EKBIS.CO, TOKYO -- Pendiri Uniqlo Tadashi Yanai mengungkapkan, akan lebih condong memilih perempuan sebagai penggantinya. Hal ini didorong karena perempuan lebih cocok dengan posisi itu ketimbang seorang pria.
"Pekerjaan itu lebih cocok untuk seorang wanita," ujar CEO dan pendiri Uniqlo dan perusahaan induknya Fast Retailing Co, dikutip dari The Independent, Jumat (6/9).
Menurut Forbes, Yanai merupakan orang terkaya di Jepang dengan kekayaan bersih 24,9 miliar dolar. Dia berharap penggantinya adalah perempuan karena kegigihan, berorientasi pada detail, dan memiliki rasa pada estetika.
Salah satu opsi yang potensial adalah Maki Akaida. Dia merupakan sosok yang saat ini bertanggung jawab atas operasi Uniqlo di Jepang.
Ketika ditanya apakah Akaida, yang bergabung dengan perusahaan pada tahun 2001, akan mengambil peran sebagai CEO, Yanai mengatakan "Itu kemungkinan".
Pria berusia 70 tahun itu juga mengatakan, ingin meningkatkan rasio eksekutif senior wanita di perusahaan menjadi lebih dari setengahnya.

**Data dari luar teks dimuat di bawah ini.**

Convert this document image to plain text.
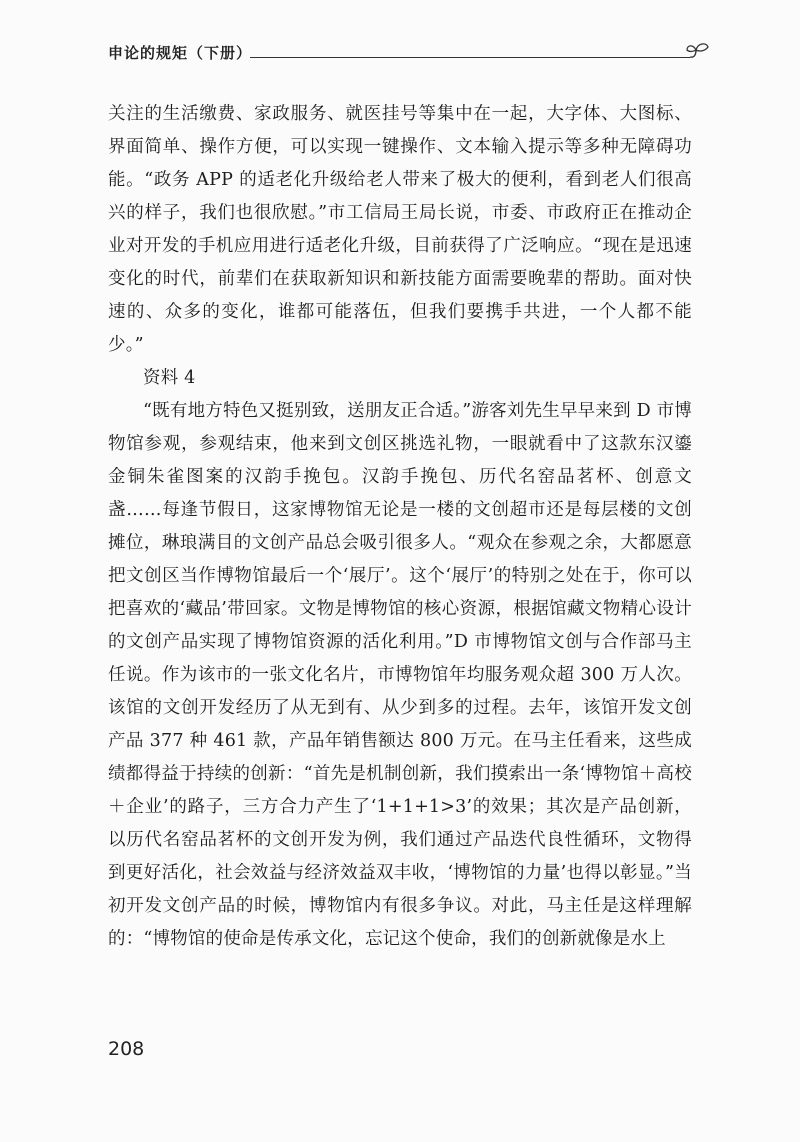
申论的规矩（下册）

关注的生活缴费、家政服务、就医挂号等集中在一起，大字体、大图标、界面简单、操作方便，可以实现一键操作、文本输入提示等多种无障碍功能。“政务 APP 的适老化升级给老人带来了极大的便利，看到老人们很高兴的样子，我们也很欣慰。”市工信局王局长说，市委、市政府正在推动企业对开发的手机应用进行适老化升级，目前获得了广泛响应。“现在是迅速变化的时代，前辈们在获取新知识和新技能方面需要晚辈的帮助。面对快速的、众多的变化，谁都可能落伍，但我们要携手共进，一个人都不能少。”

资料 4

“既有地方特色又挺别致，送朋友正合适。”游客刘先生早早来到 D 市博物馆参观，参观结束，他来到文创区挑选礼物，一眼就看中了这款东汉鎏金铜朱雀图案的汉韵手挽包。汉韵手挽包、历代名窑品茗杯、创意文盏……每逢节假日，这家博物馆无论是一楼的文创超市还是每层楼的文创摊位，琳琅满目的文创产品总会吸引很多人。“观众在参观之余，大都愿意把文创区当作博物馆最后一个‘展厅’。这个‘展厅’的特别之处在于，你可以把喜欢的‘藏品’带回家。文物是博物馆的核心资源，根据馆藏文物精心设计的文创产品实现了博物馆资源的活化利用。”D 市博物馆文创与合作部马主任说。作为该市的一张文化名片，市博物馆年均服务观众超 300 万人次。该馆的文创开发经历了从无到有、从少到多的过程。去年，该馆开发文创产品 377 种 461 款，产品年销售额达 800 万元。在马主任看来，这些成绩都得益于持续的创新：“首先是机制创新，我们摸索出一条‘博物馆＋高校＋企业’的路子，三方合力产生了‘1+1+1>3’的效果；其次是产品创新，以历代名窑品茗杯的文创开发为例，我们通过产品迭代良性循环，文物得到更好活化，社会效益与经济效益双丰收，‘博物馆的力量’也得以彰显。”当初开发文创产品的时候，博物馆内有很多争议。对此，马主任是这样理解的：“博物馆的使命是传承文化，忘记这个使命，我们的创新就像是水上

208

Menurut laporan Bloomberg, impian ini akan dilakukan setelah perusahaan menyelesaikan tujuannya untuk mengisi lebih dari 30 persen posisi manajemen dengan wanita di 2018. Saat ini perusahaan saat ini memiliki enam wanita dalam peran eksekutif.

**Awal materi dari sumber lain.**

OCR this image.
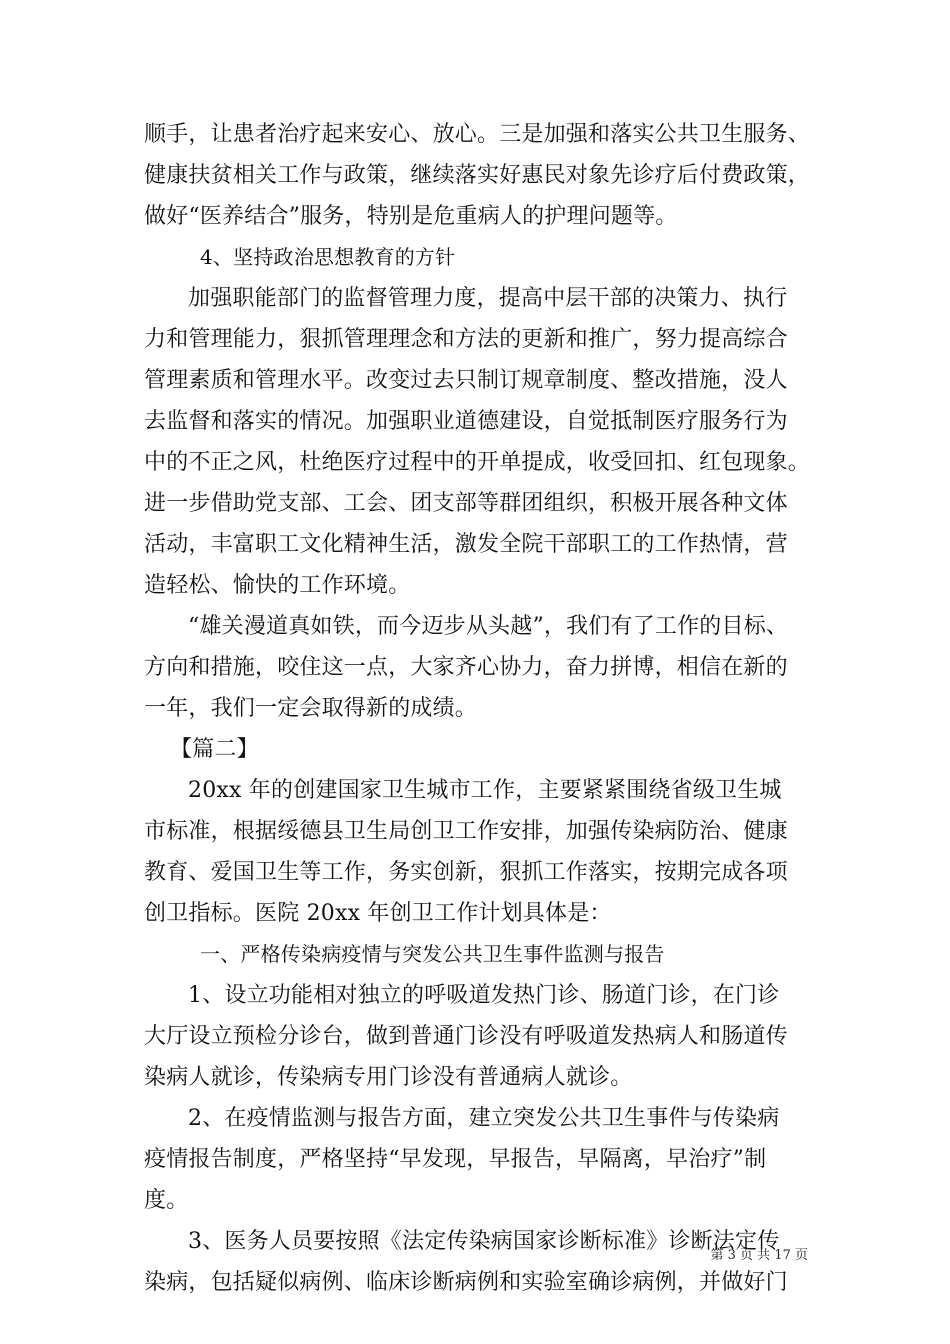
顺手，让患者治疗起来安心、放心。三是加强和落实公共卫生服务、
健康扶贫相关工作与政策，继续落实好惠民对象先诊疗后付费政策，
做好“医养结合”服务，特别是危重病人的护理问题等。
4、坚持政治思想教育的方针
加强职能部门的监督管理力度，提高中层干部的决策力、执行
力和管理能力，狠抓管理理念和方法的更新和推广，努力提高综合
管理素质和管理水平。改变过去只制订规章制度、整改措施，没人
去监督和落实的情况。加强职业道德建设，自觉抵制医疗服务行为
中的不正之风，杜绝医疗过程中的开单提成，收受回扣、红包现象。
进一步借助党支部、工会、团支部等群团组织，积极开展各种文体
活动，丰富职工文化精神生活，激发全院干部职工的工作热情，营
造轻松、愉快的工作环境。
“雄关漫道真如铁，而今迈步从头越”，我们有了工作的目标、
方向和措施，咬住这一点，大家齐心协力，奋力拼博，相信在新的
一年，我们一定会取得新的成绩。
【篇二】
20xx 年的创建国家卫生城市工作，主要紧紧围绕省级卫生城
市标准，根据绥德县卫生局创卫工作安排，加强传染病防治、健康
教育、爱国卫生等工作，务实创新，狠抓工作落实，按期完成各项
创卫指标。医院 20xx 年创卫工作计划具体是：
一、严格传染病疫情与突发公共卫生事件监测与报告
1、设立功能相对独立的呼吸道发热门诊、肠道门诊，在门诊
大厅设立预检分诊台，做到普通门诊没有呼吸道发热病人和肠道传
染病人就诊，传染病专用门诊没有普通病人就诊。
2、在疫情监测与报告方面，建立突发公共卫生事件与传染病
疫情报告制度，严格坚持“早发现，早报告，早隔离，早治疗”制
度。
3、医务人员要按照《法定传染病国家诊断标准》诊断法定传
染病，包括疑似病例、临床诊断病例和实验室确诊病例，并做好门
第 3 页 共 17 页
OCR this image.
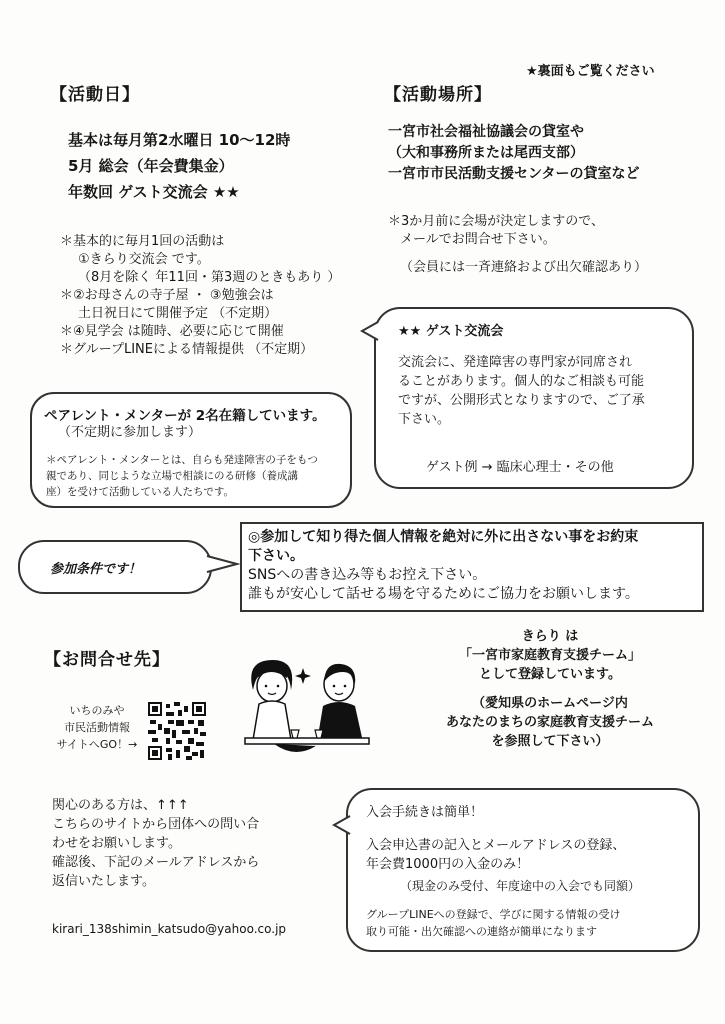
★裏面もご覧ください
【活動日】
基本は毎月第2水曜日 10～12時
5月 総会（年会費集金）
年数回 ゲスト交流会 ★★
＊基本的に毎月1回の活動は
①きらり交流会 です。
（8月を除く 年11回・第3週のときもあり ）
＊②お母さんの寺子屋 ・ ③勉強会は
土日祝日にて開催予定 （不定期）
＊④見学会 は随時、必要に応じて開催
＊グループLINEによる情報提供 （不定期）
【活動場所】
一宮市社会福祉協議会の貸室や
（大和事務所または尾西支部）
一宮市市民活動支援センターの貸室など
＊3か月前に会場が決定しますので、
メールでお問合せ下さい。
（会員には一斉連絡および出欠確認あり）
★★ ゲスト交流会
交流会に、発達障害の専門家が同席され
ることがあります。個人的なご相談も可能
ですが、公開形式となりますので、ご了承
下さい。
ゲスト例 → 臨床心理士・その他
ペアレント・メンターが 2名在籍しています。
（不定期に参加します）
＊ペアレント・メンターとは、自らも発達障害の子をもつ
親であり、同じような立場で相談にのる研修（養成講
座）を受けて活動している人たちです。
参加条件です！
◎参加して知り得た個人情報を絶対に外に出さない事をお約束
下さい。
SNSへの書き込み等もお控え下さい。
誰もが安心して話せる場を守るためにご協力をお願いします。
【お問合せ先】
いちのみや
市民活動情報
サイトへGO！→
関心のある方は、↑↑↑
こちらのサイトから団体への問い合
わせをお願いします。
確認後、下記のメールアドレスから
返信いたします。
kirari_138shimin_katsudo@yahoo.co.jp
きらり は
「一宮市家庭教育支援チーム」
として登録しています。
（愛知県のホームページ内
あなたのまちの家庭教育支援チーム
を参照して下さい）
入会手続きは簡単！
入会申込書の記入とメールアドレスの登録、
年会費1000円の入金のみ！
（現金のみ受付、年度途中の入会でも同額）
グループLINEへの登録で、学びに関する情報の受け
取り可能・出欠確認への連絡が簡単になります
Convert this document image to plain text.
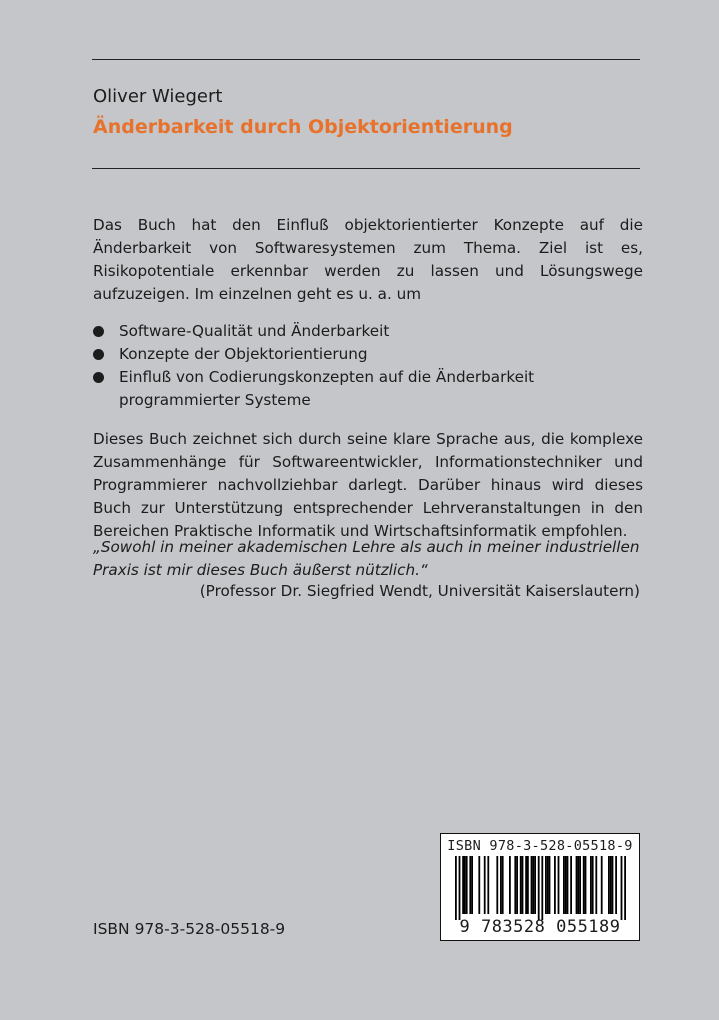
Oliver Wiegert
Änderbarkeit durch Objektorientierung

Das Buch hat den Einfluß objektorientierter Konzepte auf die Änderbarkeit von Softwaresystemen zum Thema. Ziel ist es, Risikopotentiale erkennbar werden zu lassen und Lösungswege aufzuzeigen. Im einzelnen geht es u. a. um

Software-Qualität und Änderbarkeit
Konzepte der Objektorientierung
Einfluß von Codierungskonzepten auf die Änderbarkeit programmierter Systeme

Dieses Buch zeichnet sich durch seine klare Sprache aus, die komplexe Zusammenhänge für Softwareentwickler, Informationstechniker und Programmierer nachvollziehbar darlegt. Darüber hinaus wird dieses Buch zur Unterstützung entsprechender Lehrveranstaltungen in den Bereichen Praktische Informatik und Wirtschaftsinformatik empfohlen.

„Sowohl in meiner akademischen Lehre als auch in meiner industriellen Praxis ist mir dieses Buch äußerst nützlich.“

(Professor Dr. Siegfried Wendt, Universität Kaiserslautern)
ISBN 978-3-528-05518-9
ISBN 978-3-528-05518-9
9 783528 055189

Yanai memulai perusahaan pakaian yang berbasis di Jepang pada tahun 1984 dari toko jahit ayahnya. Sejak itu, perusahaan telah menjadi merek global, serta pengecer pakaian terbesar di Asia.
Saat ini, Fast Retailing, yang menghasilkan pendapatan 18,9 miliar dolar pada tahun 2018, adalah pengecer pakaian terbesar ketiga di dunia. Uniqlo berada di belakang H&M dan perusahaan induk Zara, Inditex.

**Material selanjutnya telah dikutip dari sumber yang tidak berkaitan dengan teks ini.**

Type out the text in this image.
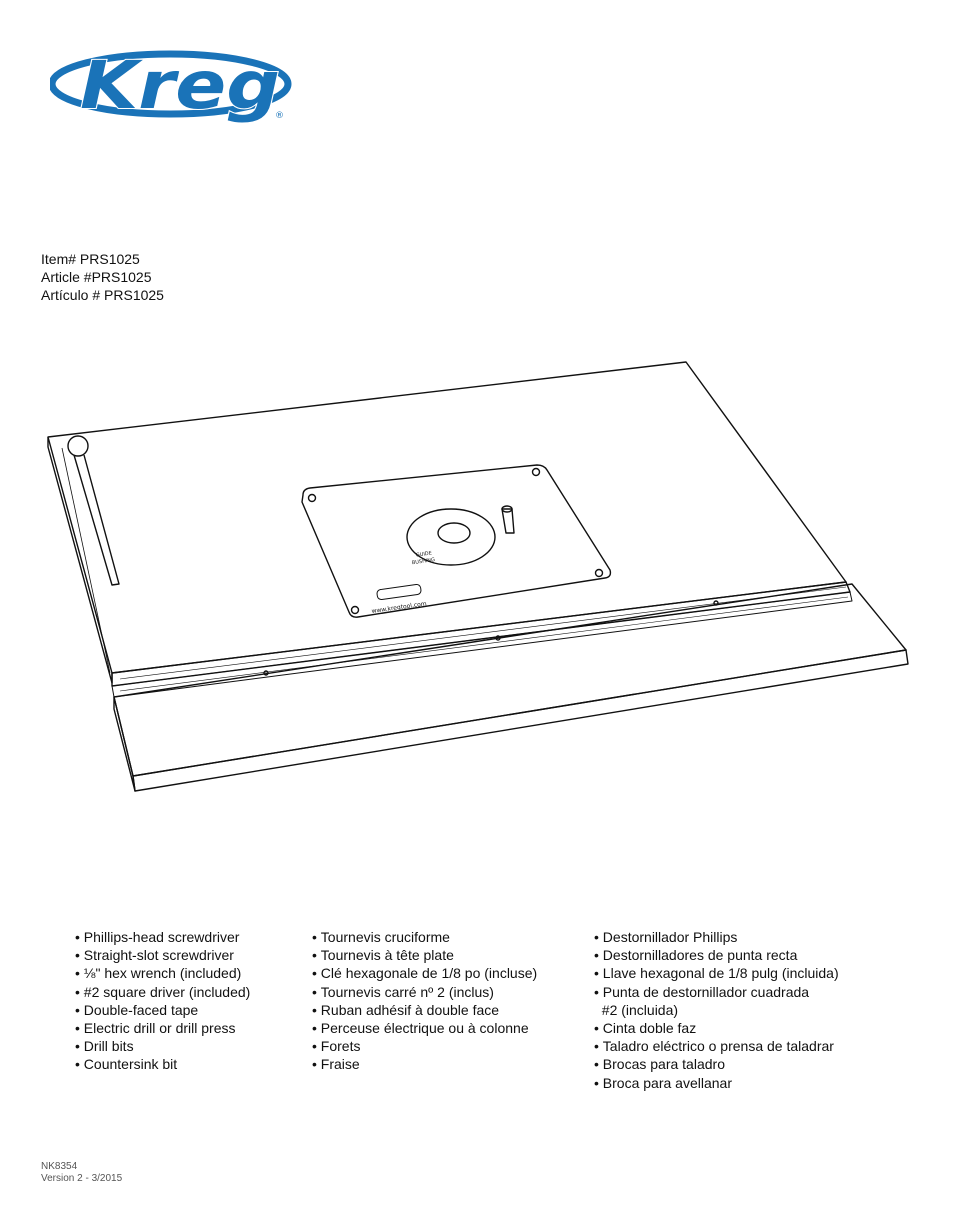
Kreg
®
Item# PRS1025
Article #PRS1025
Artículo # PRS1025
GUIDE
BUSHING
www.kregtool.com
• Phillips-head screwdriver
• Straight-slot screwdriver
• ⅛" hex wrench (included)
• #2 square driver (included)
• Double-faced tape
• Electric drill or drill press
• Drill bits
• Countersink bit
• Tournevis cruciforme
• Tournevis à tête plate
• Clé hexagonale de 1/8 po (incluse)
• Tournevis carré nº 2 (inclus)
• Ruban adhésif à double face
• Perceuse électrique ou à colonne
• Forets
• Fraise
• Destornillador Phillips
• Destornilladores de punta recta
• Llave hexagonal de 1/8 pulg (incluida)
• Punta de destornillador cuadrada
#2 (incluida)
• Cinta doble faz
• Taladro eléctrico o prensa de taladrar
• Brocas para taladro
• Broca para avellanar
NK8354
Version 2 - 3/2015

Terlepas dari komitmen Yanai terhadap keragaman gender, Jepang masih tertinggal secara global dalam hal mempekerjakan perempuan dalam posisi manajemen. Jepang hanya memiliki 4,1 persen dari jabatan eksekutif di perusahaan publik di negara yang dipegang oleh perempuan.
Menurut World Economic Forum, Jepang berada di peringkat ke-110 untuk Indeks Kesenjangan Gender Global 2018. Peringkat itu berdasarkan keberaadaan pendapatan perempuan 24,5 persen lebih rendah daripada pria dalam peran yang sama.